Um bom exemplo pode ser extraído do desempenho do Schroders High Grade, com prazo de resgate D+1. Embora invista apenas em ativos com selo grau de investimento, mais líquidos e mais seguros que os chamados high yield (de maior risco), o fundo caía 7,4% desde o inicio da crise, em 21 de fevereiro, até 26 de maio, segundo dados da Economatica. No período, o IDA-DI, o índice de debêntures remuneradas pelo DI calculado pela Anbima, recuava 3,7%.

Há diversos outros casos assim, como os fundos Valore, da AZ Quest, e Agilite, do CA Indosuez Wealth, ambos focados em emissões bancárias e debêntures de alta liquidez e baixo risco de crédito. O prazo de resgate (D+5), contudo, potencializou as perdas em um cenário de alta aversão ao risco despertado pelo coronavírus.

Isso porque os gestores se viram forçados a se desfazer, em pouco tempo, de bons ativos que, se fossem mantidos até o vencimento, deveriam entregar os retornos fixados no momento da emissão, dada a qualidade das empresas emissoras. Essa dinâmica de mercado contribuiu para que os fundos da AZ Quest e do CA Indosuez Wealth recuassem 5,6% e 5,1% desde o inicio da crise, respectivamente, bem acima da média do mercado indicada pelo índice referencial da Anbima.

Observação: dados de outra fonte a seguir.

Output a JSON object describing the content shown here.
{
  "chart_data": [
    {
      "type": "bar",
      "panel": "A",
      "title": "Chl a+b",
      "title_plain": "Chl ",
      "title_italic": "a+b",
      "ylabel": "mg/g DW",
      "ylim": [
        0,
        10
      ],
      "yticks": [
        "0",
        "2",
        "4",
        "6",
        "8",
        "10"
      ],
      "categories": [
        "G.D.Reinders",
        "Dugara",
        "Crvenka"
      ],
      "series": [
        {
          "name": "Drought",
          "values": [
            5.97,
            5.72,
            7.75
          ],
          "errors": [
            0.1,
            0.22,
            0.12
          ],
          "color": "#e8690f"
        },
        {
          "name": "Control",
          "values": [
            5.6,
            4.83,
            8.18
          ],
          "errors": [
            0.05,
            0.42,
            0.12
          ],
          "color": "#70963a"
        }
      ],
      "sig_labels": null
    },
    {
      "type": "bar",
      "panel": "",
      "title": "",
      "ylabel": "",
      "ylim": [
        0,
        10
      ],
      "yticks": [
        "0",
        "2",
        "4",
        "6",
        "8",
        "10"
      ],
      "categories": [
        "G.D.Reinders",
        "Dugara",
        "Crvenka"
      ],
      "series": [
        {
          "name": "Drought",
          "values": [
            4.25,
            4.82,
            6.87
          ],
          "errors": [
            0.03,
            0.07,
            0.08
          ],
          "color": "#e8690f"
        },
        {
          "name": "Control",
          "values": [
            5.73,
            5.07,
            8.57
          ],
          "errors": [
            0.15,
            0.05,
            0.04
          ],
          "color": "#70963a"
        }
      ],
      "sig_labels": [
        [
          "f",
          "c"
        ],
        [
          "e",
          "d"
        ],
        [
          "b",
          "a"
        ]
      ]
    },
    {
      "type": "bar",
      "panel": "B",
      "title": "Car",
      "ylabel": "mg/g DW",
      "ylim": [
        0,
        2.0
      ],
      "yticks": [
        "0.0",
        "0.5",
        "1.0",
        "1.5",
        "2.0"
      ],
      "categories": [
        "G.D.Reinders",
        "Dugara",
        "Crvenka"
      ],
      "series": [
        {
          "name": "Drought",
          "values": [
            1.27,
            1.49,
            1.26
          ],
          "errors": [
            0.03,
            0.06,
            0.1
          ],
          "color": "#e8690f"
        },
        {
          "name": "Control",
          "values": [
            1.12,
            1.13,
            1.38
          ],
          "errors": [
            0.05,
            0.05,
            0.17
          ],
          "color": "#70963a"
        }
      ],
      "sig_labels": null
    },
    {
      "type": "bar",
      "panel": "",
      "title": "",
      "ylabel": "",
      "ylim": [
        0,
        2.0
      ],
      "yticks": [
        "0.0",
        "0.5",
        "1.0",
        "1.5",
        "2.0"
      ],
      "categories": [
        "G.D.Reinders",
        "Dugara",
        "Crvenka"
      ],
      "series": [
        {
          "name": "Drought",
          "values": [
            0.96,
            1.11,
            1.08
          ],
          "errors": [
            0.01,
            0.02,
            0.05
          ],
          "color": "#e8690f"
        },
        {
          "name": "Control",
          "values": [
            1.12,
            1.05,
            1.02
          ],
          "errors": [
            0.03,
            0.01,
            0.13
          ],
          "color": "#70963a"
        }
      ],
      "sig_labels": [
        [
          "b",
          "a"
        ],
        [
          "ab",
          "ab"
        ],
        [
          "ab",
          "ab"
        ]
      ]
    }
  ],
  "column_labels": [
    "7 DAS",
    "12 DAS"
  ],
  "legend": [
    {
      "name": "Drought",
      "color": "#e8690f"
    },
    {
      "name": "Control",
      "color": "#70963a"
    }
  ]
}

As perdas expressivas dos fundos mais líquidos da indústria refletem em grande parte os saques dos investidores que, no momento da paúra, correram para resgatar recursos dos produtos mais acessíveis.

Considerando uma base da Economatica com 120 fundos de renda fixa com alocação em crédito privado de pelo menos 50% da carteira, patrimônio acima de R$ 100 milhões e mais de 99 cotistas no dia 26 de maio, os resgates líquidos somaram R$ 58,3 milhões desde 21 de fevereiro.

Desse volume, dentre os 74 fundos com prazo de resgate de até cinco dias (61,6% da amostra), os saques superaram os aportes em R$ 50 milhões, o que respondeu por quase 86% do total de resgates líquidos.

Risco x Retorno

Tendo em vista o maior grau de incerteza, com as crises sanitária, econômica e política turvando a leitura do cenário, a sócia-diretora da FB Wealth, Daniela Casabona, prevê ainda bastante volatilidade para os fundos de crédito.

Ainda assim, com a Selic em 3%, há boas oportunidades que podem ser capturadas nos títulos privados por meio de gestoras com experiência no ramo, diz a especialista, que tem no radar tanto ativos high grade (com menor risco de crédito) como high yield (de menor liquidez e mais risco), mas sempre privilegiando fundos com maior prazo de resgate. “Nossa alocação em crédito é com o foco no longo prazo, não como fundo de caixa.”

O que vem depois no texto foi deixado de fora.